Quando il capo ha visto questo libro, dopo aver millantato di averlo conosciuto, ha concluso: «De Gregori non la prenderà bene» ma io non gli ho dato retta. Invece anche stavolta il capo aveva ragione.
È un peccato che un libro dall'argomento così interessante sia stato confezionato con tanta approssimazione.
Questa collana dell'Ancora mi è sempre piaciuta molto per la sua unicità nel panorama editoriale e forse è per questo che la lettura di questo libro mi ha così deluso.
Non mi riferisco solo ai refusi, che tutto sommato sono nella media, ma soprattutto alle imprecisioni nelle citazioni di canzoni che i fan di De Gregori conoscono a memoria. Per averne un esempio basta leggere i versi de "La donna cannone" sulla quarta di copertina.
Sono indeciso.
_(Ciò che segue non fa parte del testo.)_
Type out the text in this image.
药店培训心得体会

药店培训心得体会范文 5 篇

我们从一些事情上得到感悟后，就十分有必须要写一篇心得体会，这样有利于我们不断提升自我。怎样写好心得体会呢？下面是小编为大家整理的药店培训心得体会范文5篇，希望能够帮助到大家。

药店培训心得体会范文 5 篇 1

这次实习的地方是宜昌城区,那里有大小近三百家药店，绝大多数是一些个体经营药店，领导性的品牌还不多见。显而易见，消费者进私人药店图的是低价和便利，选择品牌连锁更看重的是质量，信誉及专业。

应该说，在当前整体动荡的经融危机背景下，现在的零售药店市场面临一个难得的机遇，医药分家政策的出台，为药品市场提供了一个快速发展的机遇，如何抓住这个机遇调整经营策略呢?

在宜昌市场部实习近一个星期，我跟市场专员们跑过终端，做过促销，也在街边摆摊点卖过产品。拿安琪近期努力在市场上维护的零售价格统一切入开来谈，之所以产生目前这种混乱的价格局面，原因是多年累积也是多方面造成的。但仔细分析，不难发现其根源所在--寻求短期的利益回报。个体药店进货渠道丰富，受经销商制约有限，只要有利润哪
Si tratta, a mio parere, di errori redazionali più che di scarsa preparazione dell'autore, come dimostra l'errore madornale nel titolo dell'album "Amore nel pomeriggio" circa a metà del libro, citato correttamente poche pagine prima.
Tuttavia potrebbe anche trattarsi di uno stratagemma per non pagare i diritti d'autore che proteggono i testi, ed in questo caso De Gregori farebbe bene ad arrabbiarsi, e non per i soldi ma per i futili motivi del delitto. Lo stesso autore si preoccupa di spiegare che i testi delle canzoni non vengono citati per intero proprio per questo motivo.
Comunque anche l'autore ci mette del suo, ripetendosi in più di un'occasione, come quando spiega che il primo capitolo è praticamente copiato da un suo saggio precedente.
Quanto all'analisi vera e propria, sembra tutto un po' eccessivo, a partire dal continuo ricorso alle citazioni dei versi che dovrebbero sostenere le tesi dell'autore.
In linea generale è evidente la presenza nei testi di un substrato culturale che si rifà alla tradizione cristiana ma questa evidenza non necessita di una dimostrazione, quanto piuttosto di una spiegazione. Perché ad esempio non sottolineare che la Bibbia e i Vangeli fanno parte di un patrimonio culturale condiviso degli Italiani e l'uso che De Gregori ne fa ha quasi sempre una funzione provocatoria e straniante? Pensiamo alla preghiera dei bambini davanti al Presepe, «Gesù bambino, fa che venga la pace» e che in De Gregori diventa «fa che venga la guerra».
Il problema non è che in De Gregori ci siano i richiami al Vangelo; il problema è che De Gregori questi richiami non li usa per comunicare i valori del Vangelo ma li svuota del loro significato "letterale" e li usa, al pari di espressioni prese da contesti diversi, come mattonelle per costruire nuovi significati. Decontestualizzando le immagini sacre si crea una sovrapposizione di significati che "apre" l'opera.
Mi sarebbe piaciuto che l'autore avesse affrontato questo tipo di analisi invece di limitarsi ad un elenco di corrispondenze.
Certo, alcune letture sono suggestive, soprattutto quella de "La Donna cannone" e di "Ninetto e la colonia" (ma sono anche originali?) ed alla fine rimane il sospetto che ci sia veramente «qualcosa che brucia in tutto questo fumo». Però non posso fare a meno di pensare che un lavoro del genere l'avrei potuto fare anch'io, e forse sarebbe anche venuto meglio.
Come se non bastasse, viene ampiamente citato un saggio di Roberto Vecchioni che, per quel poco che se ne può capire, è di ben altro spessore. Peccato sia solo una dispensa universitaria.